For those that don’t know, the 2013 Impact Factor is worked out by counting the total number of 2013 cites to articles in a given journal that were published in 2011 and 2012. This number is divided by the number of “citable items” in that journal in 2011 and 2012.

Now, eLife launched in October 2012. So it seems unfair that it gets an Impact Factor since it only published papers for 12.5% of the window under scrutiny. Is this normal?

I looked up the 2013 Impact Factor for Biology Open, a Company of Biologists journal that launched in January 2012* and… it doesn’t have one! So why does eLife get an Impact Factor but Biology Open doesn’t?**

elife-JIFLooking at the numbers for eLife revealed that there were 230 citations in 2013 to eLife papers in 2011 and 2012. One of which was a mis-citation to an article in 2011. This article does not exist (the next column shows that there were no articles in 2011). My guess is that Thomson Reuters view this as the journal existing for 2011 and 2012, and therefore deserving of an Impact Factor.

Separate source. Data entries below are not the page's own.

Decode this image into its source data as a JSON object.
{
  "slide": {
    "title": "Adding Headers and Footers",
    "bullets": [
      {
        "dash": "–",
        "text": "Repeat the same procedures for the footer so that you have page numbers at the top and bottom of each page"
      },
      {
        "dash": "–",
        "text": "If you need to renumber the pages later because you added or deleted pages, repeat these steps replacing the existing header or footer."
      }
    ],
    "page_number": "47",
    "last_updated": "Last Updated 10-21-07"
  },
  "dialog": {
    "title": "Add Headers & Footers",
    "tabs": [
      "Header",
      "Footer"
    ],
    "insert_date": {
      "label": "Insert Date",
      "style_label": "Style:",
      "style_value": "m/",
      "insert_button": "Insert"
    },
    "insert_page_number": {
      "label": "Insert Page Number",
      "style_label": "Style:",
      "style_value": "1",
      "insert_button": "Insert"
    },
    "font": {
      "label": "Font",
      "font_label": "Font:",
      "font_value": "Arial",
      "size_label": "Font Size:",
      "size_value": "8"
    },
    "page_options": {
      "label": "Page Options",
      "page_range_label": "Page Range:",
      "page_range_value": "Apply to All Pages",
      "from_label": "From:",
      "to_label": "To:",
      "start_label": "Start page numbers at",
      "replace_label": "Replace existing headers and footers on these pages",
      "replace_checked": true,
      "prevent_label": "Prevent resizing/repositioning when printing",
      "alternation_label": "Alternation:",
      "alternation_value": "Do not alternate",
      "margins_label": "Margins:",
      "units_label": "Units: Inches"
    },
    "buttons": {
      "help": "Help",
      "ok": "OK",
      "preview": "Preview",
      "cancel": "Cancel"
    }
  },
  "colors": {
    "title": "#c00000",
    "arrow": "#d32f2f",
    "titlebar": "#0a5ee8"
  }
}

Presumably there are no mis-cites in the Biology Open record and it will only get an Impact Factor next year. Doesn’t this call into question the veracity of the database? I have found other errors in records previously (see here). I also find it difficult to believe that no-one checked this particular record given the profile of eLife.

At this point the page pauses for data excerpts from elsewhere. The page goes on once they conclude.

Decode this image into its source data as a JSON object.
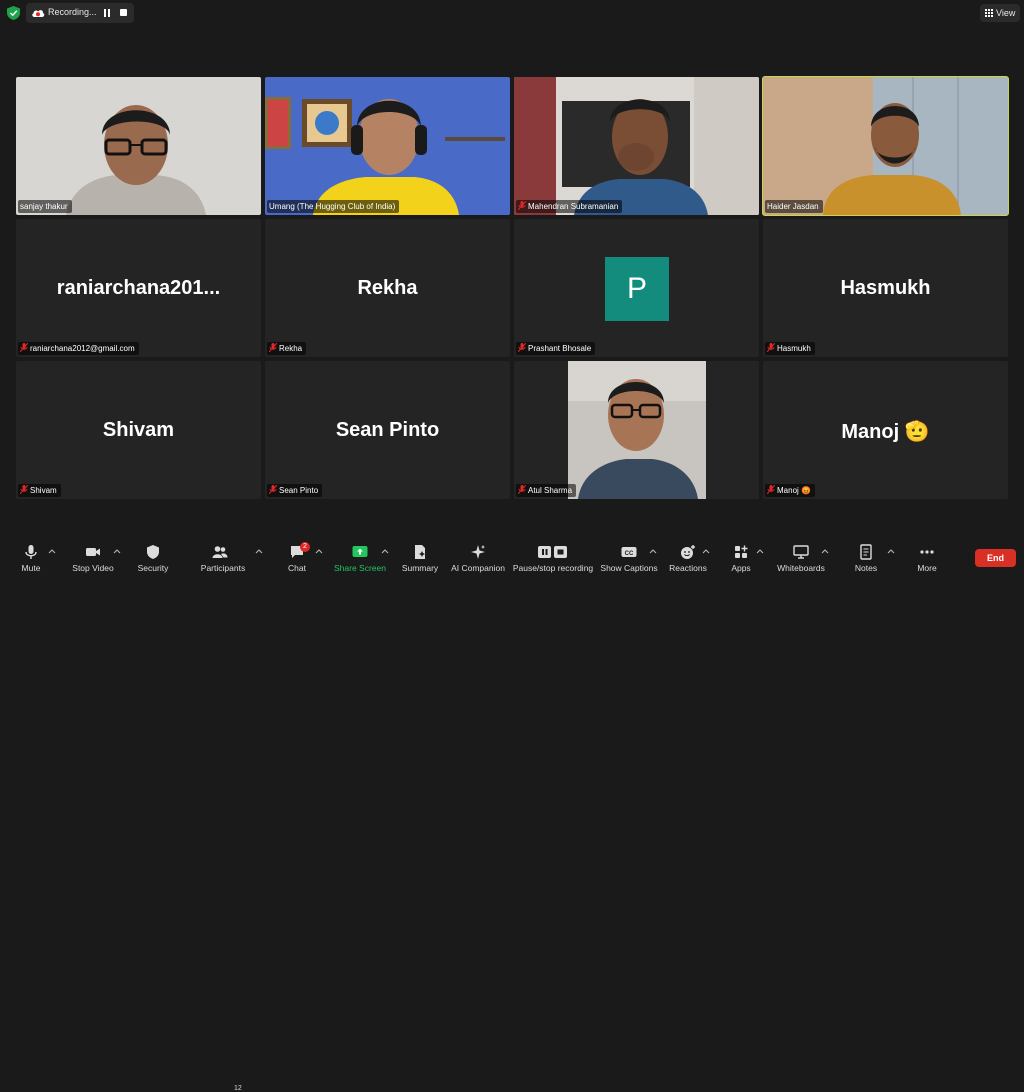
{
  "top_bar": {
    "recording_label": "Recording...",
    "view_label": "View"
  },
  "tiles": [
    {
      "name_tag": "sanjay thakur"
    },
    {
      "name_tag": "Umang (The Hugging Club of India)"
    },
    {
      "name_tag": "Mahendran Subramanian"
    },
    {
      "name_tag": "Haider Jasdan"
    },
    {
      "display_name": "raniarchana201...",
      "name_tag": "raniarchana2012@gmail.com"
    },
    {
      "display_name": "Rekha",
      "name_tag": "Rekha"
    },
    {
      "avatar_letter": "P",
      "name_tag": "Prashant Bhosale"
    },
    {
      "display_name": "Hasmukh",
      "name_tag": "Hasmukh"
    },
    {
      "display_name": "Shivam",
      "name_tag": "Shivam"
    },
    {
      "display_name": "Sean Pinto",
      "name_tag": "Sean Pinto"
    },
    {
      "name_tag": "Atul Sharma"
    },
    {
      "display_name": "Manoj 🫡",
      "name_tag": "Manoj 😡"
    }
  ],
  "toolbar": {
    "mute": "Mute",
    "stop_video": "Stop Video",
    "security": "Security",
    "participants": "Participants",
    "participants_count": "12",
    "chat": "Chat",
    "chat_badge": "2",
    "share_screen": "Share Screen",
    "summary": "Summary",
    "ai_companion": "AI Companion",
    "pause_stop_recording": "Pause/stop recording",
    "show_captions": "Show Captions",
    "reactions": "Reactions",
    "apps": "Apps",
    "whiteboards": "Whiteboards",
    "notes": "Notes",
    "more": "More",
    "end": "End"
  },
  "colors": {
    "active_speaker_border": "#c9d54a",
    "avatar_bg": "#138c7d",
    "end_button": "#d93025",
    "share_screen": "#22c55e",
    "muted_mic": "#e02828"
  }
}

elfie-citesPerhaps unsurprisingly, I couldn’t track down the rogue citation. I did look at the cites to eLife articles from all years in Web of Science, the Thomson Reuters database (which again showed that eLife only started publishing in Oct 2012). As described before there are spurious citations in the database. Josh Kaplan’s eLife paper on UNC13/Tomosyn managed to rack up 5 citations in 2004, some 9 years before it was published (in 2013)! This was along with nine other papers that somehow managed to be cited in 2004 before they were published. It’s concerning enough that these data are used for hiring, firing and funding decisions, but if the data are incomplete or incorrect this is even worse.

Summary: I’m sure the Impact Factor of eLife will rise as soon as it has a full window for measurement. This would actually be 2016 when the 2015 Impact Factors are released. The journal has made it clear in past editorials (and here) that it is not interested in an Impact Factor and won’t promote one if it is awarded. So, this issue makes no difference to the journal. I guess the moral of the story is: don’t take the Impact Factor at face value. But then we all knew that already. Didn’t we?

* For clarity, I should declare that we have published papers in eLife and Biology Open this year.

** The only other reason I can think of is that eLife was listed on PubMed right away, while Biology Open had to wait. This caused some controversy at the time. I can’t see why a PubMed listing should affect Impact Factor. Anyhow, I noticed that Biology Open got listed in PubMed by October 2012, so in the end it is comparable to eLife.

Edit: There is an update to this post here.

Edit 2: This post is the most popular on Quantixed. A screenshot of visitors’ search engine queries (Nov 2014)…

searches

The post title is taken from “Strange Things” from Big Black’s Atomizer LP released in 1986.